Внутри улицы петляли, как лабиринт, вычерченный для слепых верой. Здания, испещрённые трещинами – ранами от воплей, которые никто не услышал, – напоминали склепы; в некоторых щелях пульсировали жилы тёмно-багрового света, словно город был живым существом, заживо погребённым в собственный окаменевший каркас. На фасадах проступали рельефы-видения: лики с выколотыми глазами, лишённые зрения, чтобы не видеть истины; руки, беспомощно тянущиеся из стен, словно души, заточенные в камне; рты, навеки залитые свинцом молчания, чтобы не задавали лишних вопросов. Ветер, словно последний вздох, шевелил занавески из вековой паутины в окнах-глазницах, и сквозь них мелькали тени – слишком длинные, слишком угловатые, искажённые до неузнаваемости, чтобы принадлежать чему-то человеческому. Они двигались рывками, как марионетки с порванными нитями.

Жители – безликие фигуры в белых балахонах, некогда символ чистоты веры, ныне покрытых жёлтыми пятнами страха, словно пропитанных гноем отчаяния – ползали на коленях по холодному мрамору. Их исцарапанные в кровь ногти выцарапывали на мостовой бессмысленные узоры: спирали, закручивающиеся в никуда; круги, символы вечности, ставшие петлями; перечёркнутые линии – метафоры запретов и тупиков. Под их капюшонами зияли пустые дыры, из которых сочилась чёрная, густая смола – слёзы отвергнутых молитв или сок гниющей веры. Она застывала на камне каплями-слезами, образуя жалкие лужицы скорби.
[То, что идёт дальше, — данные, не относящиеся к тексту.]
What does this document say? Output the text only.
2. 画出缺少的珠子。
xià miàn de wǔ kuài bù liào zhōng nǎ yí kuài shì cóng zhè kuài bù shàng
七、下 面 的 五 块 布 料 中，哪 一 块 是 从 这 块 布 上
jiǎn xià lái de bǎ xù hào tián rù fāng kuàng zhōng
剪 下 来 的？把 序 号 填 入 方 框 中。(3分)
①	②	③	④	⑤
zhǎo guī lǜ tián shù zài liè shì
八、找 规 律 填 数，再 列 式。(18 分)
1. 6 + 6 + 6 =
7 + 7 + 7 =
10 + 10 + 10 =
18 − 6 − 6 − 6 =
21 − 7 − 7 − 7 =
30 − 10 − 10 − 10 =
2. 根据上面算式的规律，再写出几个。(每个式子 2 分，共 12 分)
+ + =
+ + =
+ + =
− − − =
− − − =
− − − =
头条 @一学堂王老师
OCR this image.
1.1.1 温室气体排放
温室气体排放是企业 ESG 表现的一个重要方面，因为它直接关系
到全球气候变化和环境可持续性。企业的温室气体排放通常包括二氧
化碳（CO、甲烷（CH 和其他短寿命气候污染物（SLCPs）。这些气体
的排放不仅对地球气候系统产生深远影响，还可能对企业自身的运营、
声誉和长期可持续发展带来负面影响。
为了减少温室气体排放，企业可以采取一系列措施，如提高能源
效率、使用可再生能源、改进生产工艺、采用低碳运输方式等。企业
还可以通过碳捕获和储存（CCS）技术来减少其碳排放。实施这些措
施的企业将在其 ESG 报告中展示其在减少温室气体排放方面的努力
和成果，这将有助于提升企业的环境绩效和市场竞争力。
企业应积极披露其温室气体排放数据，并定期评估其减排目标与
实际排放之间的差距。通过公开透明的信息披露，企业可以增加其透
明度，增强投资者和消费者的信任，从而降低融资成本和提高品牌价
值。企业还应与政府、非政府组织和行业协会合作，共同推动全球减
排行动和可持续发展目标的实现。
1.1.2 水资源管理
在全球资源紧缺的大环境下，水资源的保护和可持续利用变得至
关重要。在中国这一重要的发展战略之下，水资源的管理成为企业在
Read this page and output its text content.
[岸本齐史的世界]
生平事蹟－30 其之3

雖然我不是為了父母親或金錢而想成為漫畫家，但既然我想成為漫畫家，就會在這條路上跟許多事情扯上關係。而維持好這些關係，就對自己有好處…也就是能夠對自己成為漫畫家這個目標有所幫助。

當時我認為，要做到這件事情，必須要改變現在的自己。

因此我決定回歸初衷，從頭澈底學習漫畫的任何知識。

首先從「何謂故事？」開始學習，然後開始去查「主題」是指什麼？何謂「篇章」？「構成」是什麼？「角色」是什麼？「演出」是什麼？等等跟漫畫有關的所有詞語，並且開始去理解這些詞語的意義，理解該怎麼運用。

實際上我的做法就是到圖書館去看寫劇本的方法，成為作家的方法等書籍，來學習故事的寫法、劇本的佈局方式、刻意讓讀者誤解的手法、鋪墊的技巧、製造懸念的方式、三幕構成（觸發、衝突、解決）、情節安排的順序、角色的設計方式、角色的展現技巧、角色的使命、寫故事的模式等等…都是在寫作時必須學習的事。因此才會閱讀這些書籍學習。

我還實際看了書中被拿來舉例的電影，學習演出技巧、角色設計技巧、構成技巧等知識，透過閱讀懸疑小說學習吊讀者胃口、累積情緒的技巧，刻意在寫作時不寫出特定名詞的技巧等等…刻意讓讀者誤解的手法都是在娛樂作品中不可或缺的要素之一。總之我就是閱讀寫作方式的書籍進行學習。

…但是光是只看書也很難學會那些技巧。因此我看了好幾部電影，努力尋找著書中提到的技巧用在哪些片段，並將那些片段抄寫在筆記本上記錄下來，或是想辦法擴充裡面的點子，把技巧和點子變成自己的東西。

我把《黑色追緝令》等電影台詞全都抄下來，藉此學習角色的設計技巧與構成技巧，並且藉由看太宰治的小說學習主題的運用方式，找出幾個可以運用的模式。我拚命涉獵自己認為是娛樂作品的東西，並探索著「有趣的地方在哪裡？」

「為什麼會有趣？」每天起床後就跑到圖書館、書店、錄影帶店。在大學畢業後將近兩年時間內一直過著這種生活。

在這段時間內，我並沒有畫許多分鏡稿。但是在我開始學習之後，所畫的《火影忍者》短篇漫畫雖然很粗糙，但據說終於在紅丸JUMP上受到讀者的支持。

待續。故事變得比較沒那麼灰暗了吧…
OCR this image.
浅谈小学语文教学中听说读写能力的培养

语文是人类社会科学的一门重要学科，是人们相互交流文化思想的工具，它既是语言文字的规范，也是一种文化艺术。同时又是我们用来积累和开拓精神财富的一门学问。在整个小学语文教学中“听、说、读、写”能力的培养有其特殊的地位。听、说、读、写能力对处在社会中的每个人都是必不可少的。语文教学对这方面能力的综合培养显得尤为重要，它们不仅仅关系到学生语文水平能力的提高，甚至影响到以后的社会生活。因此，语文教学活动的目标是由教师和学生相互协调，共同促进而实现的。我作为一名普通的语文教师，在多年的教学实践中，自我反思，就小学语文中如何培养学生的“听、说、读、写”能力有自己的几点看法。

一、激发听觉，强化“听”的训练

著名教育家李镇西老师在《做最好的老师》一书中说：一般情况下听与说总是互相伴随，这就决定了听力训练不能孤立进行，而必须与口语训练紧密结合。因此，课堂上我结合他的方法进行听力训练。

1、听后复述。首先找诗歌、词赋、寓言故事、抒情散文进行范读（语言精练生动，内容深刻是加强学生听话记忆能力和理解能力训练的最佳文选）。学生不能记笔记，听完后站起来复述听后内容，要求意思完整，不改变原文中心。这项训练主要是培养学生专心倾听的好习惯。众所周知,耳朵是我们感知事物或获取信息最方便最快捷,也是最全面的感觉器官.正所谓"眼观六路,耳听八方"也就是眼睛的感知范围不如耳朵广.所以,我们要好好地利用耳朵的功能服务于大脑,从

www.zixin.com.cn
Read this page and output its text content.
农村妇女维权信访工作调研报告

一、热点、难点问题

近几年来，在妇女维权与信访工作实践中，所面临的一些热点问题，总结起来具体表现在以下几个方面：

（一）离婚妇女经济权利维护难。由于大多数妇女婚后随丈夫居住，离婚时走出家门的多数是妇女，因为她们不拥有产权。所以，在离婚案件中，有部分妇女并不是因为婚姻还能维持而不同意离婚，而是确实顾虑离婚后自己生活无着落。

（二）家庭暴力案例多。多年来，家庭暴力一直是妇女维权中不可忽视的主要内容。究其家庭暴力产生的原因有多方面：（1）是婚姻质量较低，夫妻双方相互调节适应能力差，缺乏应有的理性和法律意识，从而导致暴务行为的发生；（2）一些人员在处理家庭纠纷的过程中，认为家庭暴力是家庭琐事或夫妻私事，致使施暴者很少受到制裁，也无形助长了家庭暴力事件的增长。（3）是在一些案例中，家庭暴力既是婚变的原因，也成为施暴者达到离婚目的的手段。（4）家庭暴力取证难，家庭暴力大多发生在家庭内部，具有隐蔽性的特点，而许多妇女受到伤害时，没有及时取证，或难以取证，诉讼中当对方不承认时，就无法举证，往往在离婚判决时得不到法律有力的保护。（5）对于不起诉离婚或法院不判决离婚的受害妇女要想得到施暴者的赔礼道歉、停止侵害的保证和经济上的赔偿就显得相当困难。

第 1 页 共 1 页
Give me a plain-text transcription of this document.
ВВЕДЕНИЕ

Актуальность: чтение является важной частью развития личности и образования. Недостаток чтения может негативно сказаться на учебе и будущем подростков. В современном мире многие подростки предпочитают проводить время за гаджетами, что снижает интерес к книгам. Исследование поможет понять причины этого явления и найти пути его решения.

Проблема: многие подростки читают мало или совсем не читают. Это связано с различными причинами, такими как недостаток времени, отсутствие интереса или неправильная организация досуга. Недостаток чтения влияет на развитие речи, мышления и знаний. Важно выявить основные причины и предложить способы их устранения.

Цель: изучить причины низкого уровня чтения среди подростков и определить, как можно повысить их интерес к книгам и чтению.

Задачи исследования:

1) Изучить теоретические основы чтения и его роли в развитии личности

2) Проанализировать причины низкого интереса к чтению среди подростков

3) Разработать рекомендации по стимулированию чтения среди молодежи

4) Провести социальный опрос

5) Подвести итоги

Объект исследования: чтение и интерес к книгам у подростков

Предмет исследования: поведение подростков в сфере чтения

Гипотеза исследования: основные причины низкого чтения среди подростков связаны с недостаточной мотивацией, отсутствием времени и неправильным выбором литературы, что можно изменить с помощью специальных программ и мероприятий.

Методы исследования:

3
Их руки, до костей стёртые о камень догм, выводили на плитах письмена мёртвого языка – буквы извивались, как слепые черви, безуспешно пытаясь сложиться в отчаянное слово «Спаси». Шут, недвижимый, как горгулья, наблюдал с карниза за этим ритуалом самоуничтожения, его янтарный взгляд скользил по сгорбленным спинам, будто читал историю каждого страдания, зашифрованную в дрожи плеч.

Иногда жители замирали, прижимаясь лбами к ледяному мрамору в пароксизме ложного смирения. Их спины вздрагивали, будто под кожей копошились невидимые скорпионы сомнения или личинки отчаяния, а из-под балахонов выпадали кости – фаланги пальцев, обломки рёбер, крошечные, как грехи, черепа. Они бережно, с автоматической покорностью, подбирали их, словно святые реликвии, и клали в медные чаши, висевшие у поясов – урны для собственной распадающейся сущности. Затем, бормоча монотонные молитвы, звучавшие как жуткий обратный отсчёт к несуществующему концу («Десять… девять… восемь…»), они вновь начинали свой бесконечный путь по кругу забвения.

С потолка низких арок, как сводов гигантской усыпальницы, капала вязкая жидкость – то ли слёзы каменных богов, то ли слюна голода по смыслу. Она шипела, оставляя на мраморе ожоги-клейма, а при испарении принимала мимолетные, пугающие формы: то младенца, застывшего в немом крике; то змеи искушения, свернувшейся кольцом лжи; то ключа, ржавого, кривого и бесполезного – пародии на освобождение. Шут, стоявший теперь в нише напротив Бавиала, следил за падением одной такой капли. Когда она приняла форму ключа, уголки его глаз, скрытые колпаком, чуть дрогнули – почти неуловимая гримаса чего-то, похожего на печальное понимание.

Бавиал чувствовал, как город впитывает его тепло, его жизненную силу, его последние остатки надежды. Мрамор под ногами был не просто холоден – он жадно высасывал тепло, цепляясь за подошвы ледяными щупальцами. Воздух, густой и тяжкий от сладковатого смрада гниющих лилий (последних цветов на могилах надежды?) и старой, медной крови загубленных вопросов, лип к коже, как липкая паутина фатализма, опутывающая волю. Шут медленно поднял руку, затянутую в перчатку из разноцветных лоскутов, и указательным пальцем, обмотанным потёртой золотой нитью, не на Бавиала, а куда-то в пространство над городом, где должен был быть купол-небосвод. Его жест был полон немого вопроса, обращённого в пустоту, или, быть может, это был просто жест, лишённый смысла в этом мире, где все смыслы обратились в прах. Его бубенцы беззвучно задрожали.